SNL's Elizabeth Warren is an acquired taste, like sushi, or butt stuff
With Alec Baldwin taking a no doubt mutually appreciated break from doing last night’s Saturday Night Live cold open, the stage was wide open for Kate McKinnon’s exuberantly on-point Elizabeth Warren to start the show with a full-steam-ahead pitch for both her candidacy and her Medicare For All plan. The Democratic candidate, in the ever-aces McKinnon’s portrayal, is nearly as focused and bullshit-avoidant as Warren herself, eagerly telling the sketch’s Iowa auditorium crowd, “I am in my natural habitat—a public school on a weekend.”

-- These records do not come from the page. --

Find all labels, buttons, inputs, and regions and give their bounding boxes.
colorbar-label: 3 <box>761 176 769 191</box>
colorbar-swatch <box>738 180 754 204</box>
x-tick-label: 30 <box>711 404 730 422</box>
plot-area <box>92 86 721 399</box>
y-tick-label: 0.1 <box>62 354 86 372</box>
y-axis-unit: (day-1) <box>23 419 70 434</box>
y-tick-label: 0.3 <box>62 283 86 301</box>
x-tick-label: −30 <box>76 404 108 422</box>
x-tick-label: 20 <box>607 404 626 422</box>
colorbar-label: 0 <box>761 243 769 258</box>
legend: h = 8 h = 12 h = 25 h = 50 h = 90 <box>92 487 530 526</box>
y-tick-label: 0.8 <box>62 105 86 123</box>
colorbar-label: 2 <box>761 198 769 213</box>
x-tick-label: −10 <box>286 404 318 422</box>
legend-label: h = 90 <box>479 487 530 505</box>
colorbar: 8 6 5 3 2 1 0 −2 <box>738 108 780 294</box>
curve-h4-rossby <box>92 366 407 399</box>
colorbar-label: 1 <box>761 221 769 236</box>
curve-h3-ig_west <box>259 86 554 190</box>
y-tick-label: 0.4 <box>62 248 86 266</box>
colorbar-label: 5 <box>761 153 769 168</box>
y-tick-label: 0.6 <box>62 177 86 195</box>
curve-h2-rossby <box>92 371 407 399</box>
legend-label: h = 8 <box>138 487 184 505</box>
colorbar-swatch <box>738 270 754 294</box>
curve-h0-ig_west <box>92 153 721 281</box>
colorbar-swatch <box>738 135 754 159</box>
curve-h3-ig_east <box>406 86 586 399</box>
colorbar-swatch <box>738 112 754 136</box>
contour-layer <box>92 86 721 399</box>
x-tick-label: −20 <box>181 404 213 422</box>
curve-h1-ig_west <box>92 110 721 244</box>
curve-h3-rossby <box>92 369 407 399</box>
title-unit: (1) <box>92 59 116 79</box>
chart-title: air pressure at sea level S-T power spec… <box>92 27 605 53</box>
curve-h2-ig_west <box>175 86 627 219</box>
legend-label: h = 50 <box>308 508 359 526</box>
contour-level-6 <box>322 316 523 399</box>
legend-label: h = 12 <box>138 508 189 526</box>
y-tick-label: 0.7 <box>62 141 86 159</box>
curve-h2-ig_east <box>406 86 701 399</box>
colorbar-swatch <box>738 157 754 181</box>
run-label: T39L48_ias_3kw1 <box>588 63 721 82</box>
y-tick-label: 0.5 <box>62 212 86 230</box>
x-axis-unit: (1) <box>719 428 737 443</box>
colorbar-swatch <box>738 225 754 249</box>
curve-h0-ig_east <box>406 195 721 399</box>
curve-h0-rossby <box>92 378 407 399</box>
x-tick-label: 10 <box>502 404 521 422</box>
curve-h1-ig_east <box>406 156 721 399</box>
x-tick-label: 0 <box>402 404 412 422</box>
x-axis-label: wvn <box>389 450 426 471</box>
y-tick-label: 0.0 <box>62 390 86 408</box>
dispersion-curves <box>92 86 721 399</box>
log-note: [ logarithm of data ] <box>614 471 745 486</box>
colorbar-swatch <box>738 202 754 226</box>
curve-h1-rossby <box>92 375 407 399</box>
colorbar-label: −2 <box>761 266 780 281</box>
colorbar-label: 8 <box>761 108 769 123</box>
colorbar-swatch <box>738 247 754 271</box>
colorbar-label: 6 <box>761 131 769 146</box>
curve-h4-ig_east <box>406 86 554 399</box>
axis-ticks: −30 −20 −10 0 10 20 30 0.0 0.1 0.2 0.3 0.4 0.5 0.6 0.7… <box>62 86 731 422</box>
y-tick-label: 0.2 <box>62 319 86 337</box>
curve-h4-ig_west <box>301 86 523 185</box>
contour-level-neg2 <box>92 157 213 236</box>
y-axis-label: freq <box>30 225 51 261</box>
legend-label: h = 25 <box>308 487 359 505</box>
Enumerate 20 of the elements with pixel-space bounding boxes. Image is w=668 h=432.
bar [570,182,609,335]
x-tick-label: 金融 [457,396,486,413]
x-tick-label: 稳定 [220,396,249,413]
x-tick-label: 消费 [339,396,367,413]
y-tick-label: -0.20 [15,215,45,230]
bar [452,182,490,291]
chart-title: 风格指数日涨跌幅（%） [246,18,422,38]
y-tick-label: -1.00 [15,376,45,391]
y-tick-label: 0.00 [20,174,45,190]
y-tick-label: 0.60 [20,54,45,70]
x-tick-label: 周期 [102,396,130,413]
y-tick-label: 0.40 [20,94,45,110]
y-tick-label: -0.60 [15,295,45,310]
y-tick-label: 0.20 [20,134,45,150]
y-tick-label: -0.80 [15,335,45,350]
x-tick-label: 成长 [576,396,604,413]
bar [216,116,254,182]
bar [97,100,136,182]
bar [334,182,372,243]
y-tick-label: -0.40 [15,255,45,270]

Gesticulating to stress her points, McKinnon’s Warren took on all comers as they questioned just how her total and mind-numbingly expensive plan to overhaul the admittedly venal and broken U.S. healthcare system could possibly work. And McKinnon’s Warren, like the real Warren, was strikingly forthcoming about how big a change we’re talking about here. Asked about the discrepancy between her estimate of $20 trillion and others’ estimate of $34 trillion, Warren explained patiently, “We’re talking trillions. When the numbers are this big, they’re just pretend.” Digging deeper into the issue with a comedic doggedness even the detail-oriented Warren could appreciate, McKinnon’s candidate also pointed out how, when Bernie Sanders floated Medicare For All initially, “Everyone was like, ‘Oh, cool!,’ but then they turned to me and said, “Fix it, mom!”
Taking on everyone from Donald Trump “taking his talents” (and his tax dollars, such as they are) “to South Beach,” to Amazon’s Jeff Bezos (who’s “gonna go from paying no tax, to a tax”), to Joe Biden (“My plan compares favorably, in that it exists”), McKinnon’s Warren was out there throwing hands. Even at the one asker whose question about swing voters elicited Warren’s eager retort, “Ooh, way to subtly ask if I’m electable. Careful, that’s my kink,” tossing in a little hip sway for good measure. Staying with that theme, Warren went on to help out one fearful undecided voter’s wariness about ditching her current health plan for a potentially much better one by comparing her dilemma to having a crappy boyfriend. As this Warren enticed the tearfully wavering Iowan, change is scary, even when—as in the case of sushi or anal play—it’s ultimately worth the risk. Unknown at press time whether the Warren campaign has adopted that as a new slogan.